The county bylaws require the district chairs and all PCs to cooperate with the county chair and to help reach the goals of the county committee. Instead, some choose to be thorns in the sides of the volunteers who are trying their best to bring the county committee and its members, the PCs, from a pen, paper and phone world into a world of email and databases that has been used by every other type of organization for going on almost three decades. But it’s so much more fun demanding, “I want my snail mail letter, damn it. Because, ‘mail.’ Or something.”
Gee, it’s almost as if the state chairman and others DO NOT WANT precinct committeemen to use digital technology to communicate with one another. I recall our current state chairman promising when he ran for state chairman, and then ran for reelection for state chairman, to provide a digital tool to all of the state’s precinct committeemen so that every precinct committeeman in the state could communicate digitally with every other precinct committeeman to accomplish the goals of the Republican Party: to effectively and efficiently get out the vote for the best Republican candidates in the all-important, traditionally-very-low-turnout primary elections and then again in the general elections for the winners of the primary. Four years later? Still waiting.
The Democrats have been doing this with their Voter Activation Network software, which is the original, Democrat, version of rVotes, for about eight years. What software do we, as Republicans, have, provided by the RNC and the state party, that allows each precinct committeeman to communicate and organize GOTV efforts like this with their fellow precinct committeemen? Zilch.
The precinct committeemen in each legislative district nominate state committeemen, who are then deemed elected by the county chairman. ONLY the precinct committeemen can select these state committeemen. A legislative district committee organizational meeting at which the elected PCs in attendance, by majority, approve of the conduct of the meeting, cannot be undone or “invalidated” by a county chairman or a state chairman or anyone else. Despite what some huffing and puffing state committee or county committee “leader” might say.

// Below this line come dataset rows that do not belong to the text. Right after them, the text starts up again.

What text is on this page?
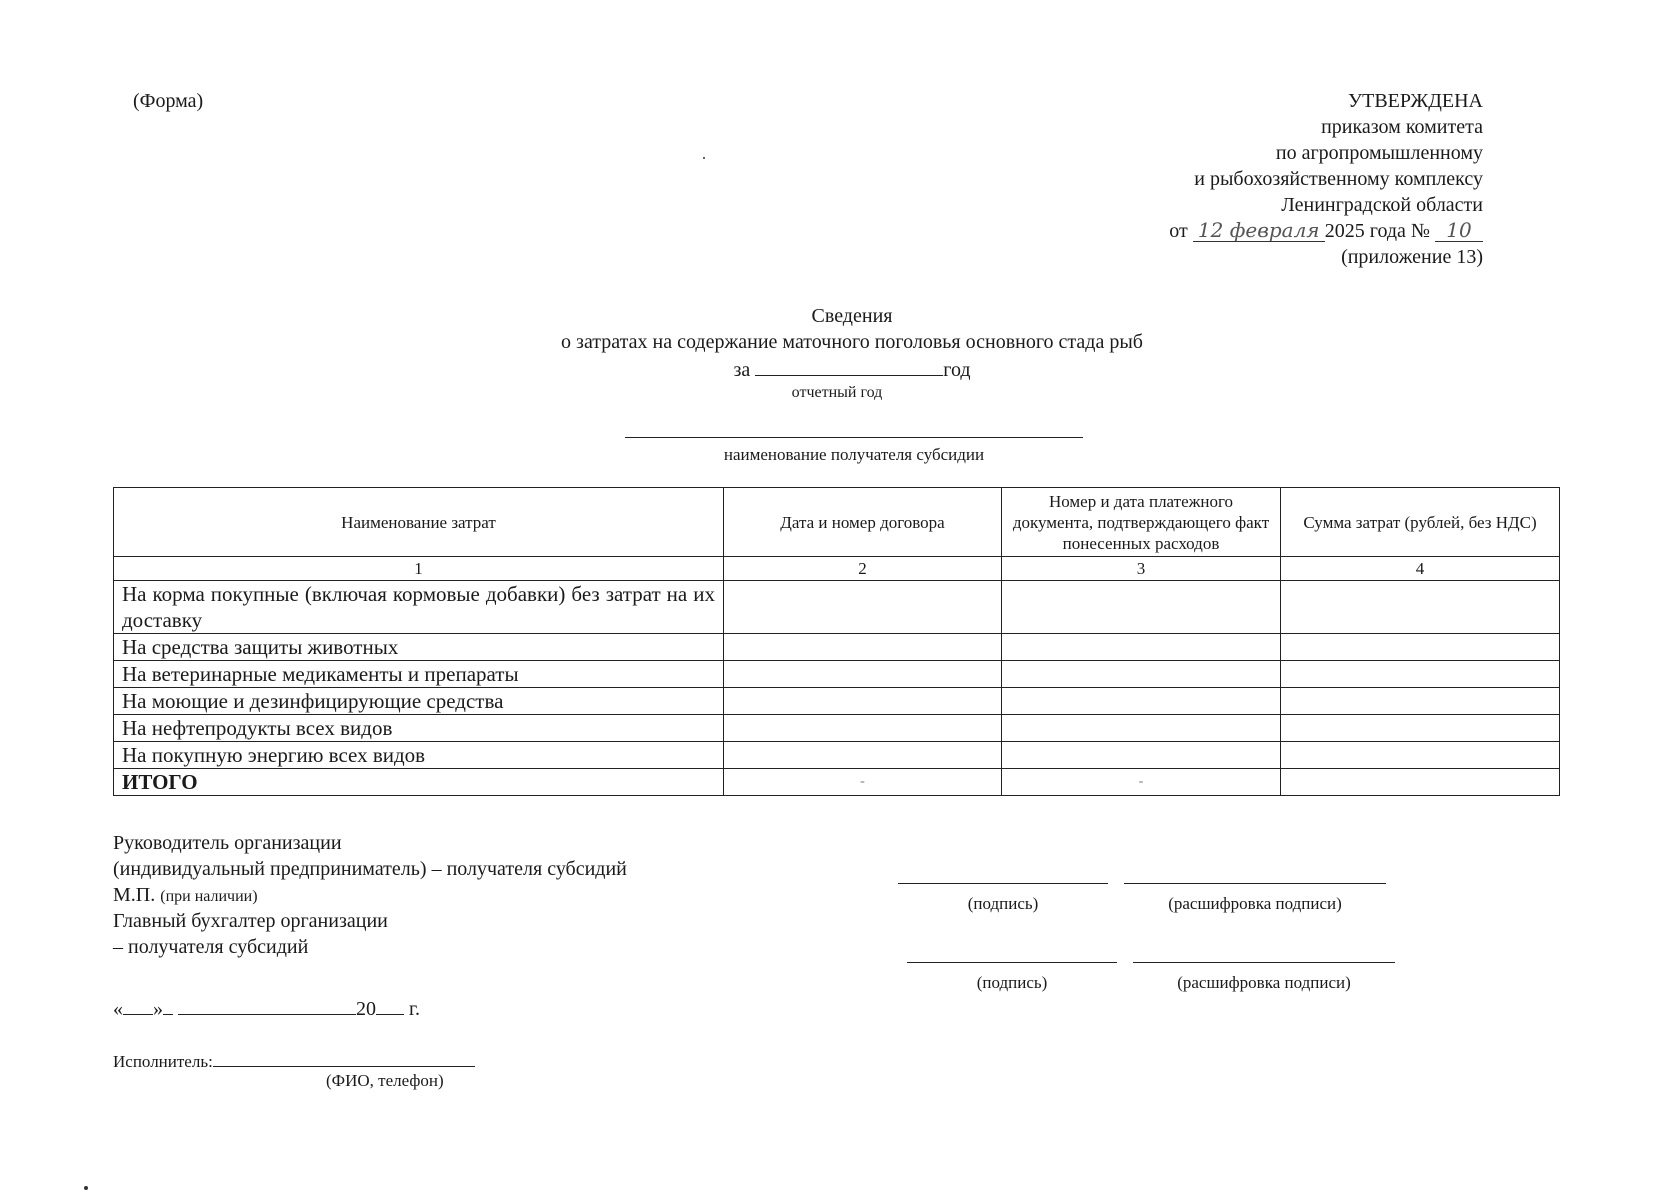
(Форма)	УТВЕРЖДЕНА
приказом комитета
по агропромышленному
и рыбохозяйственному комплексу
Ленинградской области
от 12 февраля 2025 года № 10
(приложение 13)
Сведения
о затратах на содержание маточного поголовья основного стада рыб
за	год
отчетный год
наименование получателя субсидии
Наименование затрат	Дата и номер договора	Номер и дата платежного документа, подтверждающего факт понесенных расходов	Сумма затрат (рублей, без НДС)
1	2	3	4
На корма покупные (включая кормовые добавки) без затрат на их доставку			
На средства защиты животных			
На ветеринарные медикаменты и препараты			
На моющие и дезинфицирующие средства			
На нефтепродукты всех видов			
На покупную энергию всех видов			
ИТОГО	-	-	
Руководитель организации
(индивидуальный предприниматель) – получателя субсидий
М.П. (при наличии)
Главный бухгалтер организации
– получателя субсидий
(подпись)	(расшифровка подписи)
(подпись)	(расшифровка подписи)
« »	20 г.
Исполнитель:
(ФИО, телефон)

The precinct committeemen elect their state committeemen, who in turn elect the state officers, including the state chairman. The state chairman has NO authority for picking and choosing which state committeemen were “properly” elected. ONLY the precinct committeemen may do that.
Some in our Party try to get away with, and often succeed in getting away with, a lot of I-am-making-up-the-rules-as-I-see-fit usurpations through bluff and bluster mostly because too few of the county chairmen and legislative district chairmen and precinct committeemen have failed to spend the time and expend the effort to learn and be fully aware of who can do what per the statutes and the bylaws, whether it’s the state bylaws or the county bylaws.
The funniest part of the anonymous author’s article arrives in the last paragraph, where he states:
“Party activists and officials must be aware of these important bylaws and statutes especially when they conduct the process of elections and seek higher leadership. Pushing a personal agenda by skirting the rules or making them up as you go is the not the upholding manner in which GOP leaders should conduct themselves.”
Was the writer deliberately stating such ironic hypocrisy?